Summary
Simple declarative data extraction and loading in Python, featuring:
- 🍰 Ease of use: Data extraction is performed in a simple, declarative types.
- ⚙ XML / HTML / JSON Extraction: Extraction can be performed across a wide array of structured data
- 🐼 Pandas Integration: Results are easily castable to Pandas Dataframes and Series.
- 😀 Custom Output Classes: Results can be automatically loaded into autogenerated dataclasses, or custom model types.
- 🚀 Performance: XML loading is supported by the excellent and fast lxml library, JSON is supported by UltraJSON for fast parsing, and jsonpath_ng for flexible data extraction.
Quick Start
To extract data from XML, use this import statement, and see the example below:
from yankee.xml.schema import Schema, fields as f, CSSSelector
To extract data from JSON, use this import statement, and see the example below:
from yankee.xml.schema import Schema, fields as f, JSONPath
To extract data from HTML, use this import statement:
from yankee.html.schema import Schema, fields as f, CSSSelector
To extract data from Python objects (either objects or dictionaries), use this import statement:
from yankee.base.schema import Schema, fields as f
Documentation
Complete documentation is available on Read The Docs
Examples
Data extraction from XML. By default, data keys are XPath expressions, but can also be CSS selectors.
Take this:
<xmlObject>
<name>Johnny Appleseed</name>
<birthdate>2000-01-01</birthdate>
<something>
<many>
<levels>
<deep>123</deep>
</levels>
</many>
</something>
</xmlObject>
Do this:
from yankee.xml.schema import Schema, fields as f, CSSSelector
class XmlExample(Schema):
name = f.String("./name")
birthday = f.Date(CSSSelector("birthdate"))
deep_data = f.Int("./something/many/levels/deep")
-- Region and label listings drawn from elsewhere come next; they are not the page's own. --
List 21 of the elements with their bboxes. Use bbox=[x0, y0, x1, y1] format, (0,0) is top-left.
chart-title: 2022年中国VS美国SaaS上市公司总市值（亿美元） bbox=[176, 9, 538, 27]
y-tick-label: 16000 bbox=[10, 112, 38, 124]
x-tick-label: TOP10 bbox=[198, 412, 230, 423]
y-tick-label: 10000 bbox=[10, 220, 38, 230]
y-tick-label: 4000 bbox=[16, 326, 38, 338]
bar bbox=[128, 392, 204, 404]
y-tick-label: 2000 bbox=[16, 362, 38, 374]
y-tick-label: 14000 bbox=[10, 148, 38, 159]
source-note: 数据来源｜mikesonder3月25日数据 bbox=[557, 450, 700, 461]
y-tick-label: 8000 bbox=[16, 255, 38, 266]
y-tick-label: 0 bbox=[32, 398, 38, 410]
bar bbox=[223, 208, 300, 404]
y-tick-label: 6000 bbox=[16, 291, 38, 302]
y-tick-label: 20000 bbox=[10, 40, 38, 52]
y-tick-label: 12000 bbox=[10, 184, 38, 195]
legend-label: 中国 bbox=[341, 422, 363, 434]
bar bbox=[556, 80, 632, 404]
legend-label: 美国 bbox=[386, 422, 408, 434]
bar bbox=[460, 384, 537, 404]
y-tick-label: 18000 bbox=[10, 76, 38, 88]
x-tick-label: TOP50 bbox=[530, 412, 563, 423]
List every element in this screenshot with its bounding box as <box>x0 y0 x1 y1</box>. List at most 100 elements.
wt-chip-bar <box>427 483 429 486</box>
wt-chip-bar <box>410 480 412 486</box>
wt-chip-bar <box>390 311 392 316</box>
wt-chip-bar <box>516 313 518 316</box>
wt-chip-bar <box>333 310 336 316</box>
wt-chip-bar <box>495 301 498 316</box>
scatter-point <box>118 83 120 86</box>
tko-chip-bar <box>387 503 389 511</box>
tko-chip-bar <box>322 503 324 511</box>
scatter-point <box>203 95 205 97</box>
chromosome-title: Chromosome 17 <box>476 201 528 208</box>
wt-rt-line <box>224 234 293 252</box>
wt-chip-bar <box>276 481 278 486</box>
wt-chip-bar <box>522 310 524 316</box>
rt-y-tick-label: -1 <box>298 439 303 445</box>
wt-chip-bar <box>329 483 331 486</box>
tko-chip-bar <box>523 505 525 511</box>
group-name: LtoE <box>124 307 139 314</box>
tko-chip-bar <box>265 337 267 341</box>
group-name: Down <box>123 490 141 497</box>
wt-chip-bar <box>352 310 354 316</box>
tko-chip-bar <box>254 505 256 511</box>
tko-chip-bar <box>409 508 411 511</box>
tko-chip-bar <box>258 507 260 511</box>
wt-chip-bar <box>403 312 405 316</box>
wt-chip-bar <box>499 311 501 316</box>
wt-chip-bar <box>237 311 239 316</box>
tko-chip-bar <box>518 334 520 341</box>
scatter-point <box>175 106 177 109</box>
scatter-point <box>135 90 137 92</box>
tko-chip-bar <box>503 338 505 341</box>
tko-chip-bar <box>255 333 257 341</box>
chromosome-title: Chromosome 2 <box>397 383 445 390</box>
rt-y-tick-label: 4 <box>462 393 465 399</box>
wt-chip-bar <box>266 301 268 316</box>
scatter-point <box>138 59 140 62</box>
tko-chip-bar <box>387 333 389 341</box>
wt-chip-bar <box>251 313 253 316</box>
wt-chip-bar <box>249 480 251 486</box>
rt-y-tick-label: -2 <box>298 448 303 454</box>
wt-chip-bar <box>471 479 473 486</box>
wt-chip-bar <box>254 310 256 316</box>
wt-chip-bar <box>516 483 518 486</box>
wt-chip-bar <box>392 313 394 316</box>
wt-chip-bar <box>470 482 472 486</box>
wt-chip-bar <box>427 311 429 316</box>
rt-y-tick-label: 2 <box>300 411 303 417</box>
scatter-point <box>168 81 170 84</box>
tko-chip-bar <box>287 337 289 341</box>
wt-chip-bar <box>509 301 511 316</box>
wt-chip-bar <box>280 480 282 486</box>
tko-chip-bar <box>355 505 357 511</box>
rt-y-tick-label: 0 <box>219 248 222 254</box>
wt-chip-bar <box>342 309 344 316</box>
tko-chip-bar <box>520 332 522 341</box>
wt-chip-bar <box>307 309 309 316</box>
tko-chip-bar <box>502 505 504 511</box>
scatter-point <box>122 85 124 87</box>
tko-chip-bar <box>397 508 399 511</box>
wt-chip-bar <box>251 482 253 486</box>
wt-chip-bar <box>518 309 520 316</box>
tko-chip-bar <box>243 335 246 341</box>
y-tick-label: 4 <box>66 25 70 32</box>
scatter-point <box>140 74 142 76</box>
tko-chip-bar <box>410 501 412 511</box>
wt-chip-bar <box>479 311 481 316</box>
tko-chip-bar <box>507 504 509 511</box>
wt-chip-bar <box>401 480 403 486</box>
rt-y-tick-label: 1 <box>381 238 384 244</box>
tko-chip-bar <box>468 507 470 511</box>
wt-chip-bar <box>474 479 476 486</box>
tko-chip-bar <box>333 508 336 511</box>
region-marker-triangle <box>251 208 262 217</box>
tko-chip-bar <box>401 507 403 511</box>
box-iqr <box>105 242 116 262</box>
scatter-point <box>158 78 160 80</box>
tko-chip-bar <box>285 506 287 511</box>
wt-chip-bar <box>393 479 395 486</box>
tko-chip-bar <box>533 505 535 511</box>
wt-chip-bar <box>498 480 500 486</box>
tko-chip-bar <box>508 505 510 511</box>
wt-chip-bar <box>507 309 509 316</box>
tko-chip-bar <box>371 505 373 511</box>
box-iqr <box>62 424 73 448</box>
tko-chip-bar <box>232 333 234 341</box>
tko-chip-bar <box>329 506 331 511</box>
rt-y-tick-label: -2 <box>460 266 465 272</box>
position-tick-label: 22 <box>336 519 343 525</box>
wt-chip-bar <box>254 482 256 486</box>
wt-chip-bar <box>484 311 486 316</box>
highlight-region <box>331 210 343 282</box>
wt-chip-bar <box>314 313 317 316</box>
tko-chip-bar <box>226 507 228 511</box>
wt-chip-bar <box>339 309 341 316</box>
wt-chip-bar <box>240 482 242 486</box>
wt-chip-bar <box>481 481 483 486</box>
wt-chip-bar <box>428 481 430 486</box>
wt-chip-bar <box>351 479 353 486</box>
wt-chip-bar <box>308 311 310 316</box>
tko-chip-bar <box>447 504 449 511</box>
XmlExample().load(xml_doc)
Get this:
{
"name": "Johnny Appleseed",
"birthday": datetime.date(2000, 1, 1),
"deep_data": 123
}
Data extraction from JSON. By default, data keys are implied from the field names, but can also be JSONPath expressions
Take this:
{
"name": "Johnny Appleseed",
"birthdate": "2000-01-01",
"something": [
{"many": {
"levels": {
"deep": 123
}
}}
]
}
Do this:
from yankee.json.schema import Schema, fields as f
class JsonExample(Schema):
name = f.String()
birthday = f.Date("birthdate")
deep_data = f.Int("something.0.many.levels.deep")
Get this:
{
"name": "Johnny Appleseed",
"birthday": datetime.date(2000, 1, 1),
"deep_data": 123
}